Con-way, a perennial leader in profitability in the LTL sector, is reporting increases in tonnage and reports seeing year-over-year increases in volumes. The company also reports that its recovering business lost during its yield improvement initiative in late 2005 and 2006.

And even though shippers are still demanding consistency and reliability from their time-tested carriers, many don't expect to pay a whole lot more for high-level service due to current market conditions. A survey of more than 100 shippers by Bear Stearns showed shippers expect LTL rate increases of just 1.5 percent year-over-year. That's the lowest expected increase since the second quarter of 2002 when the LTL sector was at the end of the last freight recession.

 

Although virtually all LTL carrier executives describe pricing as “rational but competitive,” the reality is that the marketplace is perhaps the softest it's been in six years. Analysts contend that any shipper who is signing a contract for more than a 2 to 3 percent rate increase ought to be doing better in negotiations.

“The overall market is soft—that's what I'm hearing across the board,” Boehler adds. “Absolutely, you're seeing more market shifting. From a price standpoint, there's not a huge differentiation among the key players.”
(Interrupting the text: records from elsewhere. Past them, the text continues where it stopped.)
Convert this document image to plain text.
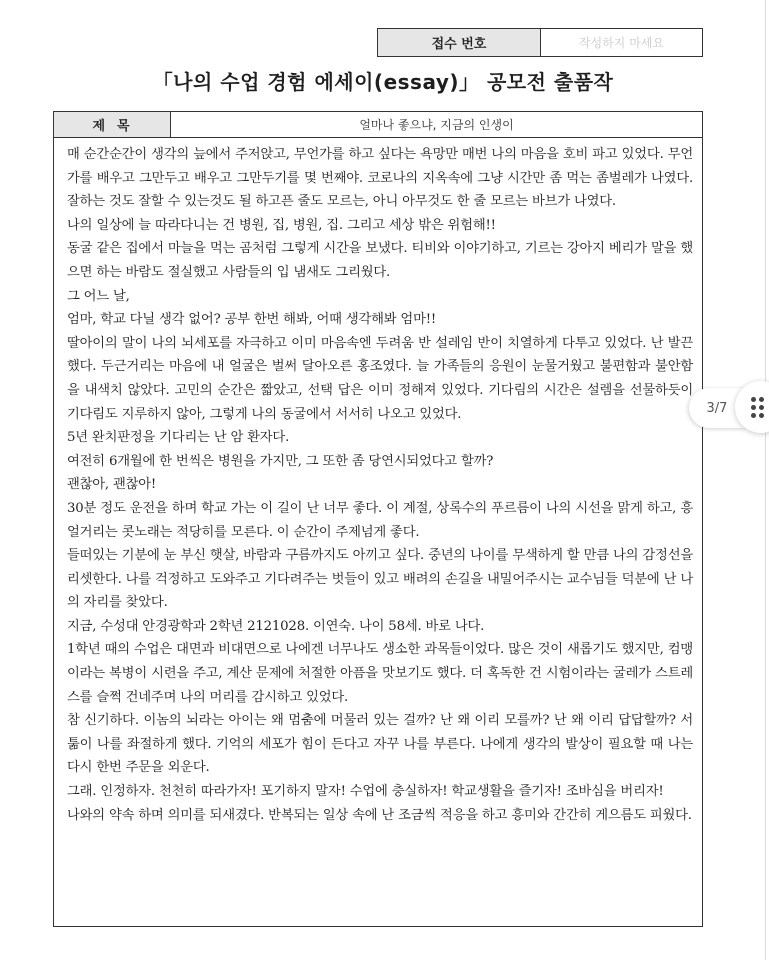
접수 번호	작성하지 마세요
「나의 수업 경험 에세이(essay)」 공모전 출품작
제목	얼마나 좋으냐, 지금의 인생이

매 순간순간이 생각의 늪에서 주저앉고, 무언가를 하고 싶다는 욕망만 매번 나의 마음을 호비 파고 있었다. 무언가를 배우고 그만두고 배우고 그만두기를 몇 번째야. 코로나의 지옥속에 그냥 시간만 좀 먹는 좀벌레가 나였다. 잘하는 것도 잘할 수 있는것도 될 하고픈 줄도 모르는, 아니 아무것도 한 줄 모르는 바브가 나였다.

나의 일상에 늘 따라다니는 건 병원, 집, 병원, 집. 그리고 세상 밖은 위험해!!

동굴 같은 집에서 마늘을 먹는 곰처럼 그렇게 시간을 보냈다. 티비와 이야기하고, 기르는 강아지 베리가 말을 했으면 하는 바람도 절실했고 사람들의 입 냄새도 그리웠다.

그 어느 날,

엄마, 학교 다닐 생각 없어? 공부 한번 해봐, 어때 생각해봐 엄마!!

딸아이의 말이 나의 뇌세포를 자극하고 이미 마음속엔 두려움 반 설레임 반이 치열하게 다투고 있었다. 난 발끈했다. 두근거리는 마음에 내 얼굴은 벌써 달아오른 홍조였다. 늘 가족들의 응원이 눈물거웠고 불편함과 불안함을 내색치 않았다. 고민의 순간은 짧았고, 선택 답은 이미 정해져 있었다. 기다림의 시간은 설렘을 선물하듯이 기다림도 지루하지 않아, 그렇게 나의 동굴에서 서서히 나오고 있었다.

5년 완치판정을 기다리는 난 암 환자다.

여전히 6개월에 한 번씩은 병원을 가지만, 그 또한 좀 당연시되었다고 할까?

괜찮아, 괜찮아!

30분 정도 운전을 하며 학교 가는 이 길이 난 너무 좋다. 이 계절, 상록수의 푸르름이 나의 시선을 맑게 하고, 흥얼거리는 콧노래는 적당히를 모른다. 이 순간이 주제넘게 좋다.

들떠있는 기분에 눈 부신 햇살, 바람과 구름까지도 아끼고 싶다. 중년의 나이를 무색하게 할 만큼 나의 감정선을 리셋한다. 나를 걱정하고 도와주고 기다려주는 벗들이 있고 배려의 손길을 내밀어주시는 교수님들 덕분에 난 나의 자리를 찾았다.

지금, 수성대 안경광학과 2학년 2121028. 이연숙. 나이 58세. 바로 나다.

1학년 때의 수업은 대면과 비대면으로 나에겐 너무나도 생소한 과목들이었다. 많은 것이 새롭기도 했지만, 컴맹이라는 복병이 시련을 주고, 계산 문제에 처절한 아픔을 맛보기도 했다. 더 혹독한 건 시험이라는 굴레가 스트레스를 슬쩍 건네주며 나의 머리를 감시하고 있었다.

참 신기하다. 이놈의 뇌라는 아이는 왜 멈춤에 머물러 있는 걸까? 난 왜 이리 모를까? 난 왜 이리 답답할까? 서툶이 나를 좌절하게 했다. 기억의 세포가 힘이 든다고 자꾸 나를 부른다. 나에게 생각의 발상이 필요할 때 나는 다시 한번 주문을 외운다.

그래. 인정하자. 천천히 따라가자! 포기하지 말자! 수업에 충실하자! 학교생활을 즐기자! 조바심을 버리자!

나와의 약속 하며 의미를 되새겼다. 반복되는 일상 속에 난 조금씩 적응을 하고 흥미와 간간히 게으름도 피웠다.

3/7
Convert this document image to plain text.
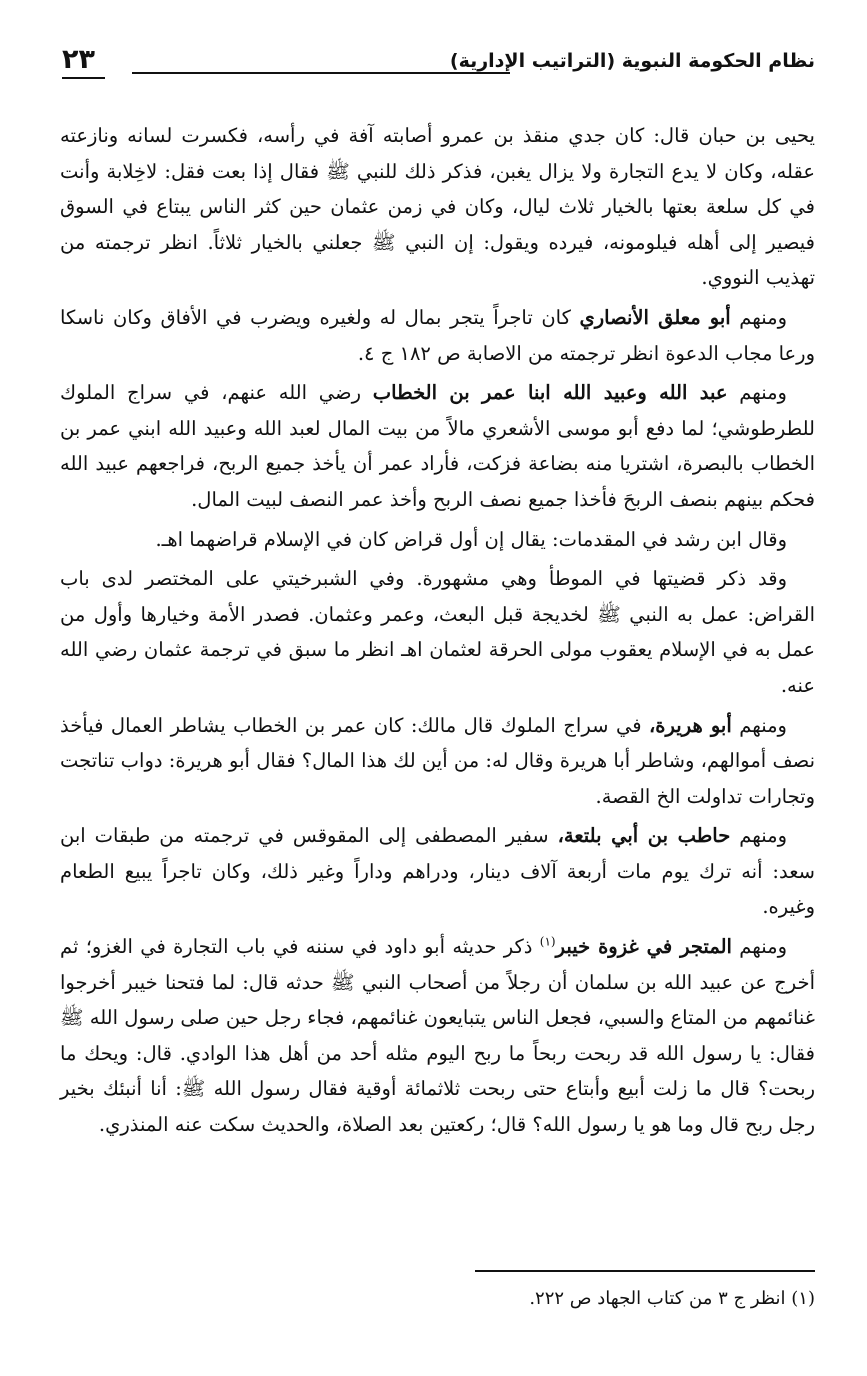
نظام الحكومة النبوية (التراتيب الإدارية)
٢٣

يحيى بن حبان قال: كان جدي منقذ بن عمرو أصابته آفة في رأسه، فكسرت لسانه ونازعته عقله، وكان لا يدع التجارة ولا يزال يغبن، فذكر ذلك للنبي ﷺ فقال إذا بعت فقل: لاخِلابة وأنت في كل سلعة بعتها بالخيار ثلاث ليال، وكان في زمن عثمان حين كثر الناس يبتاع في السوق فيصير إلى أهله فيلومونه، فيرده ويقول: إن النبي ﷺ جعلني بالخيار ثلاثاً. انظر ترجمته من تهذيب النووي.

ومنهم أبو معلق الأنصاري كان تاجراً يتجر بمال له ولغيره ويضرب في الأفاق وكان ناسكا ورعا مجاب الدعوة انظر ترجمته من الاصابة ص ١٨٢ ج ٤.

ومنهم عبد الله وعبيد الله ابنا عمر بن الخطاب رضي الله عنهم، في سراج الملوك للطرطوشي؛ لما دفع أبو موسى الأشعري مالاً من بيت المال لعبد الله وعبيد الله ابني عمر بن الخطاب بالبصرة، اشتريا منه بضاعة فزكت، فأراد عمر أن يأخذ جميع الربح، فراجعهم عبيد الله فحكم بينهم بنصف الربحَ فأخذا جميع نصف الربح وأخذ عمر النصف لبيت المال.

وقال ابن رشد في المقدمات: يقال إن أول قراض كان في الإسلام قراضهما اهـ.

وقد ذكر قضيتها في الموطأ وهي مشهورة. وفي الشبرخيتي على المختصر لدى باب القراض: عمل به النبي ﷺ لخديجة قبل البعث، وعمر وعثمان. فصدر الأمة وخيارها وأول من عمل به في الإسلام يعقوب مولى الحرقة لعثمان اهـ انظر ما سبق في ترجمة عثمان رضي الله عنه.

ومنهم أبو هريرة، في سراج الملوك قال مالك: كان عمر بن الخطاب يشاطر العمال فيأخذ نصف أموالهم، وشاطر أبا هريرة وقال له: من أين لك هذا المال؟ فقال أبو هريرة: دواب تناتجت وتجارات تداولت الخ القصة.

ومنهم حاطب بن أبي بلتعة، سفير المصطفى إلى المقوقس في ترجمته من طبقات ابن سعد: أنه ترك يوم مات أربعة آلاف دينار، ودراهم وداراً وغير ذلك، وكان تاجراً يبيع الطعام وغيره.

ومنهم المتجر في غزوة خيبر$^{(١)}$ ذكر حديثه أبو داود في سننه في باب التجارة في الغزو؛ ثم أخرج عن عبيد الله بن سلمان أن رجلاً من أصحاب النبي ﷺ حدثه قال: لما فتحنا خيبر أخرجوا غنائمهم من المتاع والسبي، فجعل الناس يتبايعون غنائمهم، فجاء رجل حين صلى رسول الله ﷺ فقال: يا رسول الله قد ربحت ربحاً ما ربح اليوم مثله أحد من أهل هذا الوادي. قال: ويحك ما ربحت؟ قال ما زلت أبيع وأبتاع حتى ربحت ثلاثمائة أوقية فقال رسول الله ﷺ: أنا أنبئك بخير رجل ربح قال وما هو يا رسول الله؟ قال؛ ركعتين بعد الصلاة، والحديث سكت عنه المنذري.

(١) انظر ج ٣ من كتاب الجهاد ص ٢٢٢.
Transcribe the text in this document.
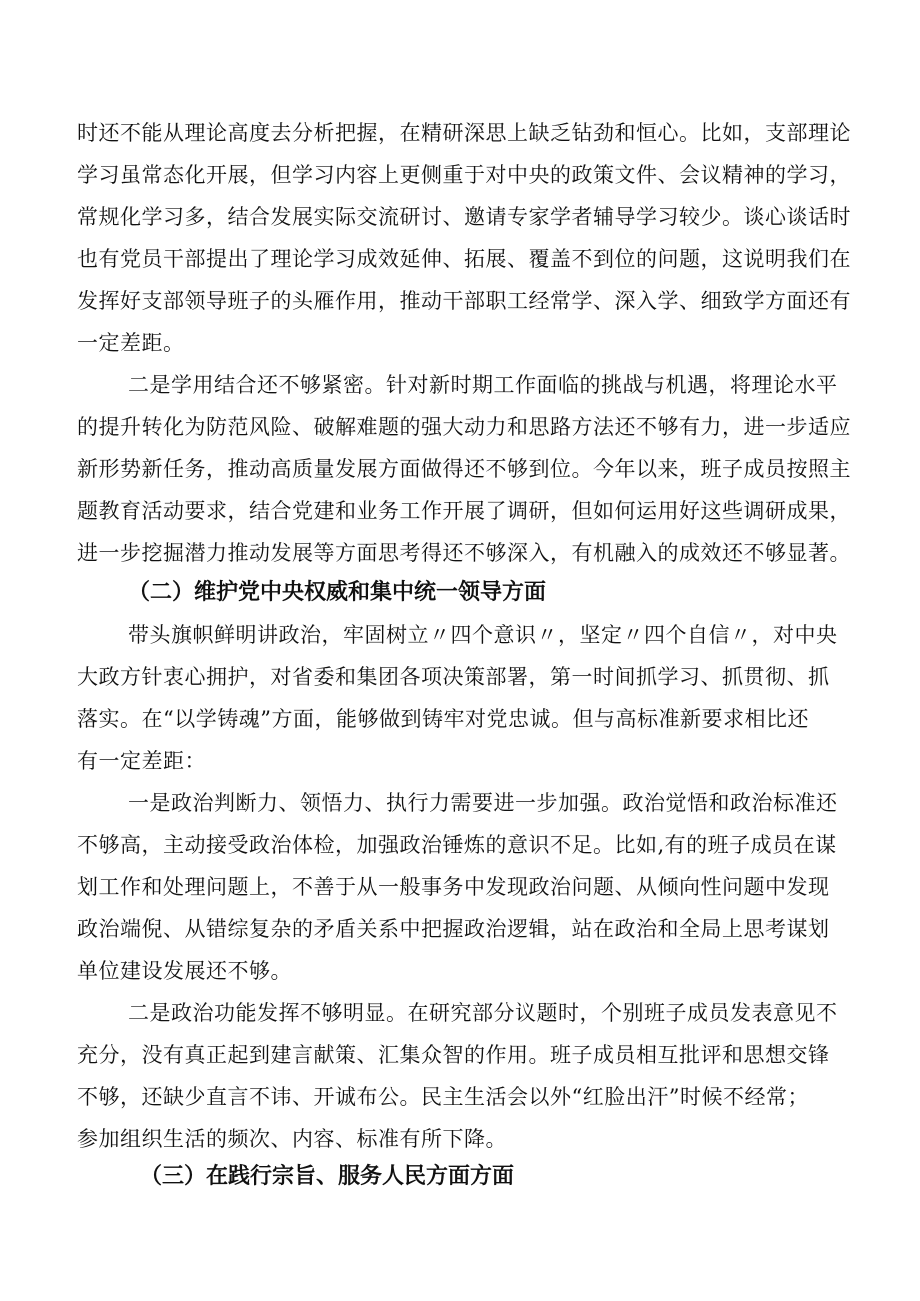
时还不能从理论高度去分析把握，在精研深思上缺乏钻劲和恒心。比如，支部理论
学习虽常态化开展，但学习内容上更侧重于对中央的政策文件、会议精神的学习，
常规化学习多，结合发展实际交流研讨、邀请专家学者辅导学习较少。谈心谈话时
也有党员干部提出了理论学习成效延伸、拓展、覆盖不到位的问题，这说明我们在
发挥好支部领导班子的头雁作用，推动干部职工经常学、深入学、细致学方面还有
一定差距。
二是学用结合还不够紧密。针对新时期工作面临的挑战与机遇，将理论水平
的提升转化为防范风险、破解难题的强大动力和思路方法还不够有力，进一步适应
新形势新任务，推动高质量发展方面做得还不够到位。今年以来，班子成员按照主
题教育活动要求，结合党建和业务工作开展了调研，但如何运用好这些调研成果，
进一步挖掘潜力推动发展等方面思考得还不够深入，有机融入的成效还不够显著。
（二）维护党中央权威和集中统一领导方面
带头旗帜鲜明讲政治，牢固树立〃四个意识〃，坚定〃四个自信〃，对中央
大政方针衷心拥护，对省委和集团各项决策部署，第一时间抓学习、抓贯彻、抓
落实。在“以学铸魂”方面，能够做到铸牢对党忠诚。但与高标准新要求相比还
有一定差距：
一是政治判断力、领悟力、执行力需要进一步加强。政治觉悟和政治标准还
不够高，主动接受政治体检，加强政治锤炼的意识不足。比如,有的班子成员在谋
划工作和处理问题上，不善于从一般事务中发现政治问题、从倾向性问题中发现
政治端倪、从错综复杂的矛盾关系中把握政治逻辑，站在政治和全局上思考谋划
单位建设发展还不够。
二是政治功能发挥不够明显。在研究部分议题时，个别班子成员发表意见不
充分，没有真正起到建言献策、汇集众智的作用。班子成员相互批评和思想交锋
不够，还缺少直言不讳、开诚布公。民主生活会以外“红脸出汗”时候不经常；
参加组织生活的频次、内容、标准有所下降。
（三）在践行宗旨、服务人民方面方面
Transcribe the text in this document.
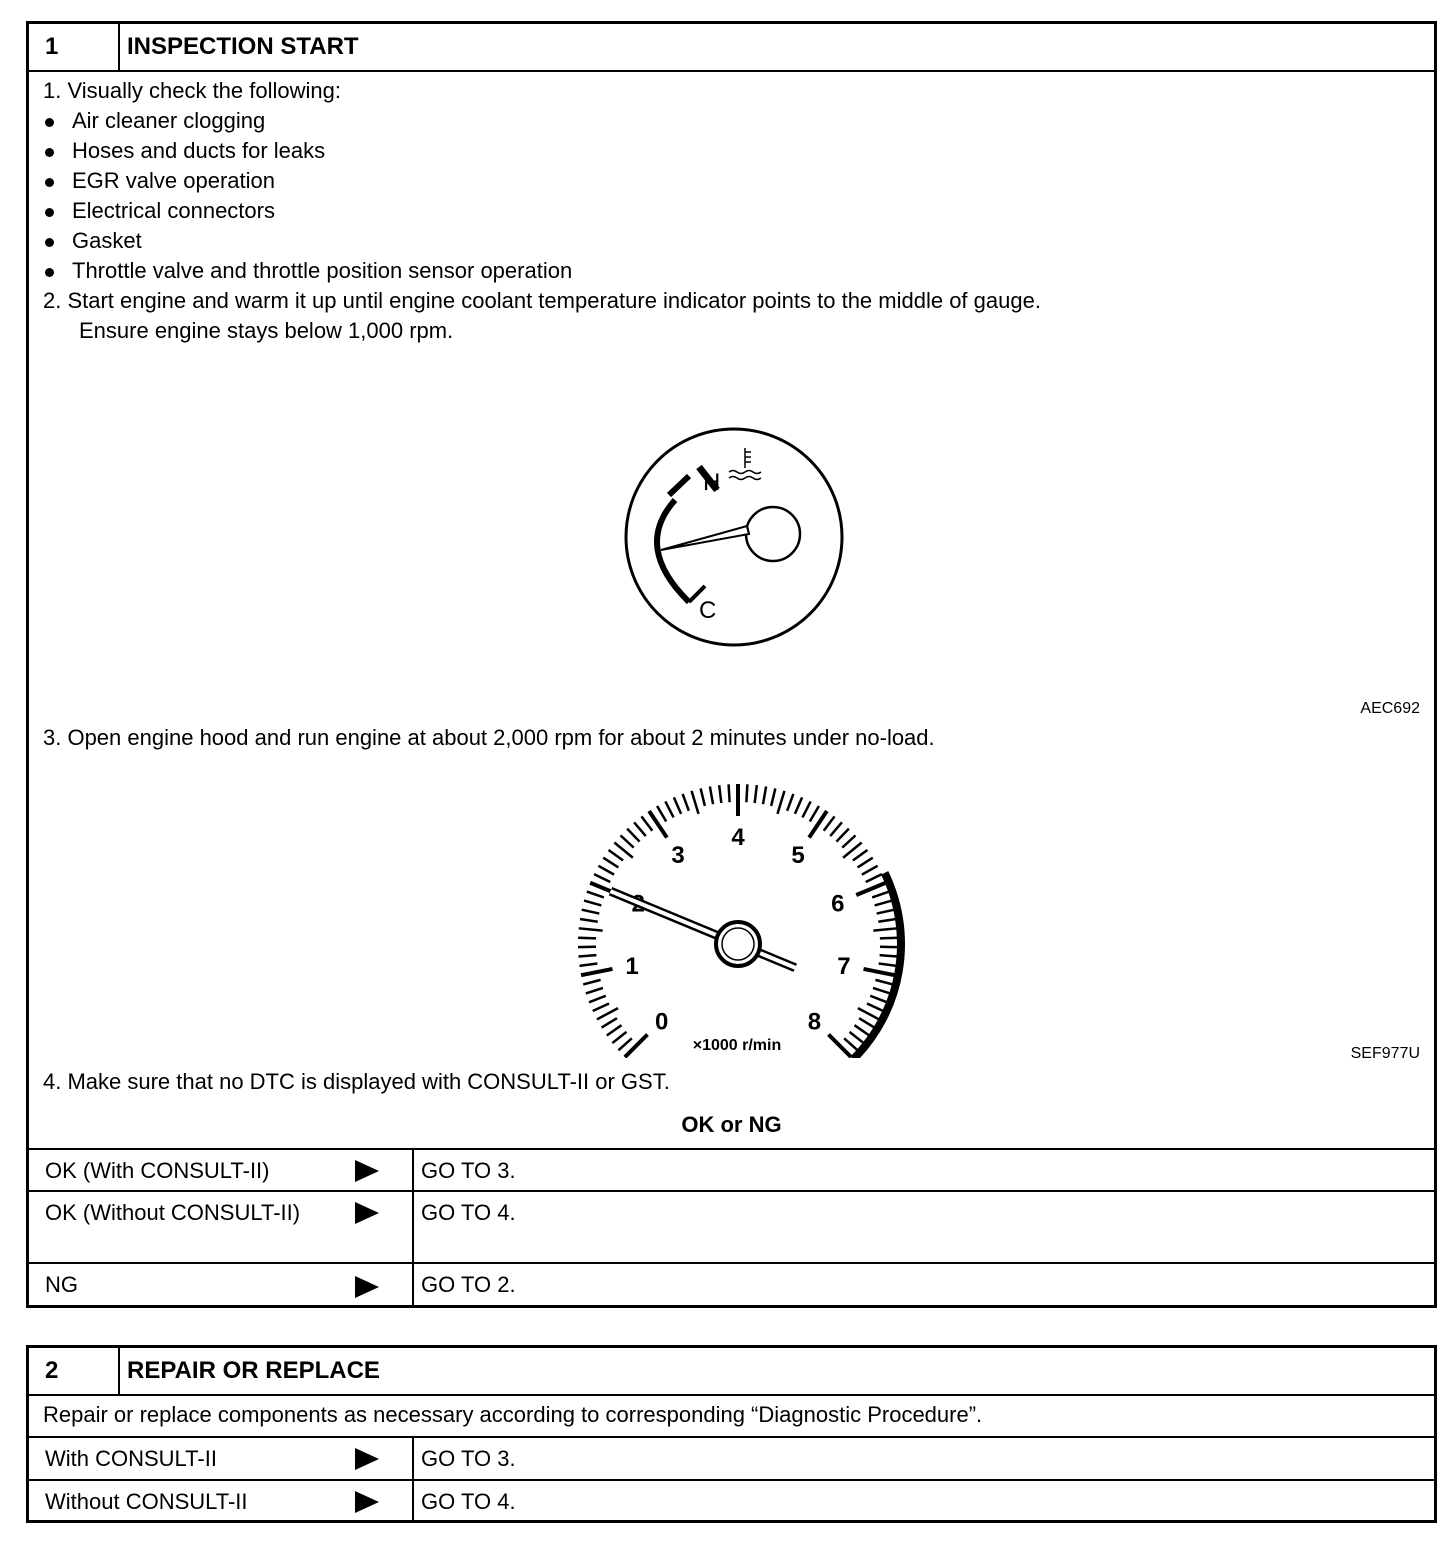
1	INSPECTION START
1. Visually check the following:
Air cleaner clogging
Hoses and ducts for leaks
EGR valve operation
Electrical connectors
Gasket
Throttle valve and throttle position sensor operation
2. Start engine and warm it up until engine coolant temperature indicator points to the middle of gauge.
Ensure engine stays below 1,000 rpm.
H
C
AEC692
3. Open engine hood and run engine at about 2,000 rpm for about 2 minutes under no-load.
0
1
3
4
5
6
7
8
×1000 r/min	SEF977U
4. Make sure that no DTC is displayed with CONSULT-II or GST.
OK or NG
OK (With CONSULT-II)	GO TO 3.
OK (Without CONSULT-II)	GO TO 4.
NG	GO TO 2.
2	REPAIR OR REPLACE
Repair or replace components as necessary according to corresponding “Diagnostic Procedure”.
With CONSULT-II	GO TO 3.
Without CONSULT-II	GO TO 4.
A subtle word of warning: Shippers should keep in mind two dates: March 31, 2008, and July 31, 2008. Those are expiration dates for Teamsters contracts covering nearly 300,000 workers at UPS and some 60,000 workers in LTL. Union sources report solid progress in the UPS talks, but hardly any work on the National Master Freight Agreement.

The year before a contract year is always lively in freight. “It helps if a shipper is negotiating with the unionized guys who will fight to retain the business,” Jindel says. “But shippers can only use that leverage with the unionized carriers. The non-union carriers actually benefit from any uncertainty in the market place that comes with contract talks.”